Tuesday, October 25, 2011

Emmitt Suddoth, 38 & Bryant Glass, 39


On January 2, at least seven people were shot and two were killed at a motorcycle bar on the south side. The shooting occurred around 1:42 a.m. at 149 West 75th Street in Chicago’s West Chatham neighborhood. The address belonged to Hawks MC. The two victims were identified as Emmitt Suddoth and Bryant Glass. At least five of the seven shooting victims were found inside the bar. Authorities said the shooter belongs to a motorcycle gang called "The Street Soldiers."

1 comment:

  1. E. Suddoth A.K.A. Brian B.K.A. "World" is so dearly miss by many. His life is a Legacy.

    Dear Brian,

    I can now rest assure knowing that when it is my calling, I have a Angel, a friend waiting there for me and I need not be afraid.
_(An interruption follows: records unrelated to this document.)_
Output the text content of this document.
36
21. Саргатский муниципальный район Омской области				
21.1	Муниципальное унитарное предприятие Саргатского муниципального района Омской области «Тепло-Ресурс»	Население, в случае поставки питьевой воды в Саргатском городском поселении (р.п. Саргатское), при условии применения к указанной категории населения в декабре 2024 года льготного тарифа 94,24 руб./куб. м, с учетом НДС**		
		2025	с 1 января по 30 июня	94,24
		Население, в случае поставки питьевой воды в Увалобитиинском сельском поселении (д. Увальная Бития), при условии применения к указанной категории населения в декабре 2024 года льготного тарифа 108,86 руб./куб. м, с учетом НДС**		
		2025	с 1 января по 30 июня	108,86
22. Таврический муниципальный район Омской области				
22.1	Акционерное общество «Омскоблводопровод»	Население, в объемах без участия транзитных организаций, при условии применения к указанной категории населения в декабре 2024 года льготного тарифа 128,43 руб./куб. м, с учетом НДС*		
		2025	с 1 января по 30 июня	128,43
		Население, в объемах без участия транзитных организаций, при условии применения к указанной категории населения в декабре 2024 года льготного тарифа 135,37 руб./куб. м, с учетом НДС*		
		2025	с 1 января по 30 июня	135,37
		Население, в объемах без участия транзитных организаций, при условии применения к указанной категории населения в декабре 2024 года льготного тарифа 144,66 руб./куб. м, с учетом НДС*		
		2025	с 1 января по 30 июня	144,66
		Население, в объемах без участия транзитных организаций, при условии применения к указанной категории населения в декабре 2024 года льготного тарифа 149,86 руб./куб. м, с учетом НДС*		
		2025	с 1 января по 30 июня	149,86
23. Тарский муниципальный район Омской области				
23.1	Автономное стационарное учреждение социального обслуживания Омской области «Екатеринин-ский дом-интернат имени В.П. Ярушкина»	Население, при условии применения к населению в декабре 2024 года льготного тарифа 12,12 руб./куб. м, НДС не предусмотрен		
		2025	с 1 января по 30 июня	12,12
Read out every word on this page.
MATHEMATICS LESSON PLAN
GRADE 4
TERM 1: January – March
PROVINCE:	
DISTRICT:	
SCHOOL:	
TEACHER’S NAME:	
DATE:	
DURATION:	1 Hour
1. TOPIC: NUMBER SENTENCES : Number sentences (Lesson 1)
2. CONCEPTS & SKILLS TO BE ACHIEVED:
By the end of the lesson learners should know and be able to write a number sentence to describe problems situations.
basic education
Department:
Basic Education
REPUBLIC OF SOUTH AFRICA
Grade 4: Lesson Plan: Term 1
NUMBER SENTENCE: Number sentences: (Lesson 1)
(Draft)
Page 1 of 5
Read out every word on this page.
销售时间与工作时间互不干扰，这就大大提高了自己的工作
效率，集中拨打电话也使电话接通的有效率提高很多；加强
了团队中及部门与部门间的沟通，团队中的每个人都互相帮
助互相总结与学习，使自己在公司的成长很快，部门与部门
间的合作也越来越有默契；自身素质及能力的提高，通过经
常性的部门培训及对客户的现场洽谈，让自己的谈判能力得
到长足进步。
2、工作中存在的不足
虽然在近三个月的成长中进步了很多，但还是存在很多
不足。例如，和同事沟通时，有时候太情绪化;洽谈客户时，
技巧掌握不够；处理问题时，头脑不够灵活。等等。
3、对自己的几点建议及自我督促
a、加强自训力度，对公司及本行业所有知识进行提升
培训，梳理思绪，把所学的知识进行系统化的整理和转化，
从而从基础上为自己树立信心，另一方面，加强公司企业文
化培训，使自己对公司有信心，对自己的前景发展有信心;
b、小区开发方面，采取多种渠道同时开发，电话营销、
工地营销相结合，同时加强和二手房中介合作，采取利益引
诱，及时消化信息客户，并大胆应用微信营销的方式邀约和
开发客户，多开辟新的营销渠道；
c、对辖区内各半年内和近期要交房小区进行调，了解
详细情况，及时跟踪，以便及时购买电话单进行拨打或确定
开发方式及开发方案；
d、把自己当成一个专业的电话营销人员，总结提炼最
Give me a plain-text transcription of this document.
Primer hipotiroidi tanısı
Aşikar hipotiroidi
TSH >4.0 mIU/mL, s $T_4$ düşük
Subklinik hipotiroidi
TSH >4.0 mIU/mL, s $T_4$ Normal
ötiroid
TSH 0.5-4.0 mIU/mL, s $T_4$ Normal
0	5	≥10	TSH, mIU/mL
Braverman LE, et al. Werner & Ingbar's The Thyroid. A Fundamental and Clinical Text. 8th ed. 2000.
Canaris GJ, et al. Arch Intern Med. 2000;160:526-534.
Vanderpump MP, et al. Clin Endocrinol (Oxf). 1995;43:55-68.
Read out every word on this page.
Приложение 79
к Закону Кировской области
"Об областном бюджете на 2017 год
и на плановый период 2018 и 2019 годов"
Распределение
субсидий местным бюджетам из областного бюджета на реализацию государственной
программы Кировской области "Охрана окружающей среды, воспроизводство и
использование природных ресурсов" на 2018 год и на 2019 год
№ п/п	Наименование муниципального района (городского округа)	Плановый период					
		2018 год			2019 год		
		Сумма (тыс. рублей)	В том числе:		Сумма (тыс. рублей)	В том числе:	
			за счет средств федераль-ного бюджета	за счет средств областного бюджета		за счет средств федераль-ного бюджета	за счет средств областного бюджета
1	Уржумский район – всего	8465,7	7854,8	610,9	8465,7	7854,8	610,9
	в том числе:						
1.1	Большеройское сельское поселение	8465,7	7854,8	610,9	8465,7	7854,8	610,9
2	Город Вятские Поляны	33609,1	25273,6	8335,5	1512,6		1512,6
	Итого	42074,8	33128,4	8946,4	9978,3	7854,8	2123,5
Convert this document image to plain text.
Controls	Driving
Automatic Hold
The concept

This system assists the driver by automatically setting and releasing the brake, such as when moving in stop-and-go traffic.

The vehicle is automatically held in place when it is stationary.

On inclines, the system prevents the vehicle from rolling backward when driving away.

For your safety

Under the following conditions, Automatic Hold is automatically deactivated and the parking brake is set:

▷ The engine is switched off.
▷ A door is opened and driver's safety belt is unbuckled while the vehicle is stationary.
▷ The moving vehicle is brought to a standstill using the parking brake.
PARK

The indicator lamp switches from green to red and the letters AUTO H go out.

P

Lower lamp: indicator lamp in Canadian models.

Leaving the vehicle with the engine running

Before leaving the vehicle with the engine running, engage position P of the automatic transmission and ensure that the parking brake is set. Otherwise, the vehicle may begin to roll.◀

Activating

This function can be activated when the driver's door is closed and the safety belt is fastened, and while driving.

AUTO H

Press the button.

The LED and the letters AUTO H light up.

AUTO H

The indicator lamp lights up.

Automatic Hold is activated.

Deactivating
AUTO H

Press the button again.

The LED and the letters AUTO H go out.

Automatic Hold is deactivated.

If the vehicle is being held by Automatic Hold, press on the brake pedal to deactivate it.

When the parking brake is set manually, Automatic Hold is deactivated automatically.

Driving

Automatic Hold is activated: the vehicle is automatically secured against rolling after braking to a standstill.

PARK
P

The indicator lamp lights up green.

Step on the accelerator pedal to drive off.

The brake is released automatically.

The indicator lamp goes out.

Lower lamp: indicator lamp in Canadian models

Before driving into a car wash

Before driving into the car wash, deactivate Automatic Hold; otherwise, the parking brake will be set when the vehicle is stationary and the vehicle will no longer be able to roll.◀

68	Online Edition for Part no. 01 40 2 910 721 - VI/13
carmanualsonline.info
I am still deeply saden, actually in disbelief that you-World is no longer a "physical" part of this World. I eagerly await to see you again. I miss you so much, your son and I dont let a day go by with you being mention in our life. I thank God for allowing me to have such a wonderful friend. You was a great Brother, the best Son anyone could ask for, a wonderful provider, a loving partner, one of the best people to "sig" with, and the PERFECT Man anyone Woman could have to be the Father of there Son! I am so bless, so graceful, so thankful to call you the Father of my only Son!! My heart is in pain EVERY day...I go often to sit by your grave site, but it just don't seem like enough. How do I go on, how can I go on...life is not my life with you!You was my friend! As the holiday's roll around, I sit and watch the empty face of your child as he states he don't ever want to celebrate another holiday. What is a parent to say to her child? I never knew how such great impact you had on others around the world as well as your family. I am angry, I am sad, I am confused.....I - WE are lost! I often scream (and I do mean scream) WHY, Why did you have to go ....... If I could have 1 wish it would be for you to be back. I know they say your job was done here on Earth but me, I can't never say that, there is some many times I want to call, text, fuss anything just to reach out to you and get a response! I cannot stress enough how lost your son is without you(you 2 was 2 of a kind, how could you 2 have food fights in PUBLIC?!!- Y'all still in trouble for that too). He is like a fish in water-disable and can only float! What am I too do, how can I go on...my throat feels like it is shut, my eyes look like I am from a different race, my heart is off beat, my walk is with a limp, my run is in place, my ears are lost of melody and my tongue is without taste or words! I miss you more than any words can every express. As the proud Mother of your Son, you were one of my best Friends and I will always love you!